I knew at once something besides Carsen Banks was in his body.
His face was drawn and held no expression whatsoever. He raised his arms heavenward as he chanted in a voice that was oddly raspy in spite of the volume he produced. He spoke in a foreign language, but Kian’s Fae blood had already changed my inner workings, and I understood at once: “Come … come, my legions.”
My legions? Oh, not liking the sound of that.
Holy shit!
I stared at the portal as it erupted and screeching filled the atmosphere.
We put our hands to our ears as they came.
We stood for a moment in disbelief as they spread across the land.
They were black slime and moving faster than I thought possible. Dark, glistening, giant slugs, spreading black slime as they slithered.
Tara and Kian got the portal closed but not before hundreds had escaped. I could only imagine how many were still in the portal. I wanted it more than closed. I wanted the portal destroyed, and Tara went to work on doing just that.
The giant slugs, the size of small dogs, were fast and made their disgusting paths towards the werewolves. I have to admit that for a moment I was stunned into watching.
And then it happened.
I heard the wolves begin to whimper as all hell broke loose. The slugs attached themselves to the wolves and then melted
into their insides.
A howling as I had never heard before filled the air. Pain and horror filled their voices as the demon slugs entered the bodies of the wolves.
I took a step back.
Kian called to me.
Matters had taken on a frightening change, though with the portal closed, for now at least no more of those things would get through.
“Damnation, woman, come to me!” Kian called again.
At hyper-speed, I did just that. We stood with my house at our backs as the demon wolves began to slowly advance towards us.
“What the hell?” I asked, hoping Kian had an answer.
“Demon spawn,” he answered.
“How do we kill them?”
One of the demon weres leapt through the air at that particular moment and made the mistake of landing on Kian’s Death Sword.
“Like that,” Kian answered as the wolf fell to the ground. However, I saw the giant black slug wriggle out of the were’s body, leaving a gaping hole where it had been. It stood and screeched.
Not good. Not good at all.
Tara had destroyed the portal and arrived to point a finger and set the demon spawn on fire.
She grinned at me and shrugged. “Earth, wind, water, and … fi-errr.”
We turned and saw a line of the demon wolves. As they began their charge at us I cried out, stabbing in every direction.
“Eeww … fire … do the fire thing,” I told her as slugs slithered out of the dead were bodies.
“You can do it too,” Tara yelled at me. “You have Fae blood and witch blood.”
I pointed a finger, and nothing.

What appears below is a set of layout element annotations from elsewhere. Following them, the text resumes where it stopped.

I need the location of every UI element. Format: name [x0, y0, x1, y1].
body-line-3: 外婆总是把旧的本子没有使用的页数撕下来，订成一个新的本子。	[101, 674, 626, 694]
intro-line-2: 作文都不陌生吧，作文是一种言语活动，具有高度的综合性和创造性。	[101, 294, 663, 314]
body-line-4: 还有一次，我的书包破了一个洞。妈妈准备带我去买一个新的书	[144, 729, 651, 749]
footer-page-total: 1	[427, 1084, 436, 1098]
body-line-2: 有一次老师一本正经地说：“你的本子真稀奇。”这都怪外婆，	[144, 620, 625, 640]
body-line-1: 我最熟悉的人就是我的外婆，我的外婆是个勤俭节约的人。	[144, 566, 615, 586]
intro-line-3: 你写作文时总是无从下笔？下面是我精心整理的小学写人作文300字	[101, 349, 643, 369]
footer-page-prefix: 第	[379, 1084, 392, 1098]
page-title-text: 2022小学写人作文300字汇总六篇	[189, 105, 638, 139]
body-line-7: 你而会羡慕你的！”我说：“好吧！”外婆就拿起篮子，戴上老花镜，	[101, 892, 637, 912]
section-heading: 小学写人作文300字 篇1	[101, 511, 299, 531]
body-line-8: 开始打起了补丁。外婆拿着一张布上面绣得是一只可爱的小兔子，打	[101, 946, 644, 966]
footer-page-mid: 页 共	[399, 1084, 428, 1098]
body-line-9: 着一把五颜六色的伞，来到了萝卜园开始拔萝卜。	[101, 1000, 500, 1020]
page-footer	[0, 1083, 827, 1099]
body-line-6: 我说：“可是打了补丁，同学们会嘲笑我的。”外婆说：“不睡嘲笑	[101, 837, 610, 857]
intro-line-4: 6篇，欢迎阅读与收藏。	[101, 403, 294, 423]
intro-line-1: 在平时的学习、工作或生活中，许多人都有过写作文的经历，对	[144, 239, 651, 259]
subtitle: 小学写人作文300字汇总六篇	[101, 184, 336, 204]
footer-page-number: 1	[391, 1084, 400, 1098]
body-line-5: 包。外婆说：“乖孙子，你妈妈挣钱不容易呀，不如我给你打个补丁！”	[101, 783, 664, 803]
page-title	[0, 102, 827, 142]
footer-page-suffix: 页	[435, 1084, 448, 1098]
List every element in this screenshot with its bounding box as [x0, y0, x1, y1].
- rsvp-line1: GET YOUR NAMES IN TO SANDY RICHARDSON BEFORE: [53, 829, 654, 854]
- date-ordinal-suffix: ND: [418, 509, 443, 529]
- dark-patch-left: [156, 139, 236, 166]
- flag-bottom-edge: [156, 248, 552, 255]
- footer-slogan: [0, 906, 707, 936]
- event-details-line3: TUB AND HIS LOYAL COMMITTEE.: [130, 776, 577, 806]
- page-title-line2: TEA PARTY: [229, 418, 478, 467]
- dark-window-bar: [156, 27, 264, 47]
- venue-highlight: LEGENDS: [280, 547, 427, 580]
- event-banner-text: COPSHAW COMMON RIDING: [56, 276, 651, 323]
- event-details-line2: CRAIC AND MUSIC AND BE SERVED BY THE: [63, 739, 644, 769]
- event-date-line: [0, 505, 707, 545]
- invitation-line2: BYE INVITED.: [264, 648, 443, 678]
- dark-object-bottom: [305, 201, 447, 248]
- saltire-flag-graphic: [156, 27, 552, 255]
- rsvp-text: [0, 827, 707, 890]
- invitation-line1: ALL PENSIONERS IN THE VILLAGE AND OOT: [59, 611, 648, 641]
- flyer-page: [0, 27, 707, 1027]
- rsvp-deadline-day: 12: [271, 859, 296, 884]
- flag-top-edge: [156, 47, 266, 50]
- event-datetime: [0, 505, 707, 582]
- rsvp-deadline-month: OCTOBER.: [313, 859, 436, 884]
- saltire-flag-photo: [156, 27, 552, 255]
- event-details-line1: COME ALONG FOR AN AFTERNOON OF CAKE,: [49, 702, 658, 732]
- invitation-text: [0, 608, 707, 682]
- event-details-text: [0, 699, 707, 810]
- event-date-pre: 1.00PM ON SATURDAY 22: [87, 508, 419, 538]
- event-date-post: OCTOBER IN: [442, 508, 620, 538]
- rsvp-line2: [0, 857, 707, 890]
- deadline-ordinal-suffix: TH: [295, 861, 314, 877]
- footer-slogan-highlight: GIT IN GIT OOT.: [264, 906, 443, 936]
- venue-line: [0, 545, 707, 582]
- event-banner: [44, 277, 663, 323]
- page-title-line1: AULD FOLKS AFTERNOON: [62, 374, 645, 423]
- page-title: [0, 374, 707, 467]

Nothing happened, and a slug was slithering my way. I pointed and pointed.
Kian was suddenly at my side, and his voice even through the din that roared around us was comforting and more importantly bracing. I had begun to think this was a battle we were about to lose. “Just think, fire. Ye don’t need a spell, lass … just think, fire.”
I did what he said and at first was only able to produce a flame the size one would get from a match, but throwing it at the slugs made them haul backwards. Okay, they couldn’t take fire of any size.